A top US military commander has conceded as a "mistake" the drone strike by the American forces in Kabul last month, targeting ISIS-K terrorists days after a suicide bombing at the city airport, that killed 10 civilians, including up to seven children.
Briefing reporters on the results of the investigation of the August 29 strike, General Frank McKenzie, the commander of the US Central Command, also said it was "unlikely that the vehicle and those who died in the drone strike were associated with ISIS-K or were a direct threat to US forces".

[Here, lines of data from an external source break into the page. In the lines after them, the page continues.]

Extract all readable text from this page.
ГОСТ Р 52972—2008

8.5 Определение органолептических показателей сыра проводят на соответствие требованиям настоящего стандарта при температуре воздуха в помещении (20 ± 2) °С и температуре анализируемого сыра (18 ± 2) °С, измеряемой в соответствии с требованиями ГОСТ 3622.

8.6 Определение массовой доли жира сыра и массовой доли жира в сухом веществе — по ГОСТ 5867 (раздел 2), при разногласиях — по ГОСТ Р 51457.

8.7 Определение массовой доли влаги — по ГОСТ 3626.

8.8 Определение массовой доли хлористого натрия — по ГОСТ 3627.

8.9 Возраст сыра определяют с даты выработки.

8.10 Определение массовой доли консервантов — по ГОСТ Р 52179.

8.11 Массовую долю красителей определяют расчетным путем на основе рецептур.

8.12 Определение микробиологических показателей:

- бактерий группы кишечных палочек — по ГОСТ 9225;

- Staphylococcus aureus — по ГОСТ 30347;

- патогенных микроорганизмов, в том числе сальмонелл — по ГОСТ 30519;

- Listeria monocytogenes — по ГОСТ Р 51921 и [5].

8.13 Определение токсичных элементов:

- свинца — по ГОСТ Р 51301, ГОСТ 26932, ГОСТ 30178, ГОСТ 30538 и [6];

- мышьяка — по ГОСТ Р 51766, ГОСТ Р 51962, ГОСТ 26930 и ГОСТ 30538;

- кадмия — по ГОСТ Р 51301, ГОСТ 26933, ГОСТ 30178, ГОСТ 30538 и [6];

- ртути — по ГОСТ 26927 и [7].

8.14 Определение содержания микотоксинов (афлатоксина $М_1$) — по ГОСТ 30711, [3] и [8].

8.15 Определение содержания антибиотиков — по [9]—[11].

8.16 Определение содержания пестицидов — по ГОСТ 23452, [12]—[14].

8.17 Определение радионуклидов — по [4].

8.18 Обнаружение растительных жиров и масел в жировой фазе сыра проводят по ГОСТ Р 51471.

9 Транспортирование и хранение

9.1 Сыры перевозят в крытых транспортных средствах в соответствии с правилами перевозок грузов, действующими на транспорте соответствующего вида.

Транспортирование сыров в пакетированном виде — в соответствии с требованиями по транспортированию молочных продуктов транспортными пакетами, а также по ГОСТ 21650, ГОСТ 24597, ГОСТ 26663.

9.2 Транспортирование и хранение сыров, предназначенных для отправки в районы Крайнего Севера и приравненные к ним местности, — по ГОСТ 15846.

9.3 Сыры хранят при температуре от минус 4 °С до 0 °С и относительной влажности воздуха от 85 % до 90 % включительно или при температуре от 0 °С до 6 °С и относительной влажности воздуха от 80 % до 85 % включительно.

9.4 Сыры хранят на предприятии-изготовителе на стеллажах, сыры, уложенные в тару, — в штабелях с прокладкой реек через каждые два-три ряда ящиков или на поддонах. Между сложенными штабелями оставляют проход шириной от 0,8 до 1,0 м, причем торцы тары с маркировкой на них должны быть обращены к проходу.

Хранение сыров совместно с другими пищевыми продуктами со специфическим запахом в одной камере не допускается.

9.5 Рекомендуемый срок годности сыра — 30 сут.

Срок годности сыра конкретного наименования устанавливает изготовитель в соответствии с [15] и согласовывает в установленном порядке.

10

However, the strike must be considered in the context of the on-ground situation at the Hamid Karzai International Airport following the ISIS-K attack that killed 13 soldiers, sailors, and Marines and more than 100 civilians. Also, a substantial body of intelligence had indicated the imminence of another attack, he said.
Gen McKenzie said that having thoroughly reviewed the findings of the probe and supporting analysis, he is convinced that as many as 10 civilians, including up to seven children, were tragically killed in that drone strike.
"It was a mistake, and I offer my sincere apology. As the combatant commander, I am fully responsible for this strike and this tragic outcome," he told reporters at a Pentagon news conference.
"Moreover, we now assess that it is unlikely that the vehicle and those who died were associated with ISIS-K or were a direct threat to US forces. I offer my profound condolences to the family and friends of those who were killed. This strike was taken in the earnest belief that it would prevent an imminent threat to our forces and the evacuees at the airport," he said.
Gen McKenzie said that 48 hours before the strike, sensitive intelligence indicated that the compound was being used by ISIS-K planners to facilitate future attacks.
"We were also receiving a significant number of reports indicating multiple avenues of attack, being planned simultaneously by ISIS-K would attempt to harm our forces, with rockets, suicide explosive vests, and vehicle-borne improvised explosive devices," he said.
"In the 36 hours preceding the strike, our leaders at the airport and in the strike cell received more than 60 different pieces of intelligence related to imminent threats, with some corroborating and some conflicting with events observed from our UAVs flying above Kabul throughout the day," the commander of the US Central Command added.
One of the most recurring aspects of the intelligence was that ISIS-K would use a white Toyota Corolla as a key element in the next attack. Since the compound at point number one was the strongest lead for the series of imminent attacks, intense surveillance of the compound was initiated on the morning of August 29, he said.
Giving a detailed account of the strike, Gen McKenzie said the investigation now concludes that the strike was a tragic mistake.
"First, I will stress, this was not a rushed strike. The strike cell followed and observed this vehicle and its occupants for eight hours while cross-checking what they were seeing with all available intelligence to develop a reasonable certainty of the imminent threat that this vehicle posed to our forces," he said.
While the initial reports indicated a secondary explosion, the initial investigation could only conclude that there was a possible to probable presence of external accelerants that could include either explosive material in the vehicle or ignition of the gas tank of the vehicle.
The subsequent analysis could not rule out the presence of a small amount of explosive material but determined that the most likely cause was the ignition of gas from a propane tank located immediately behind the car, Gen McKenzie explained.
"While the team conducted the strike did so in the honest belief that they were preventing an imminent attack on our forces and civilian evacuees, we now understand that to be incorrect," he said.
"I'm here today to set the record straight and acknowledge our mistakes. I will end my remarks with the same note of sincere and profound condolences to the family and friends of those who died in this tragic strike," Gen McKenzie said, adding the US is exploring the possibility of ex gratia payments.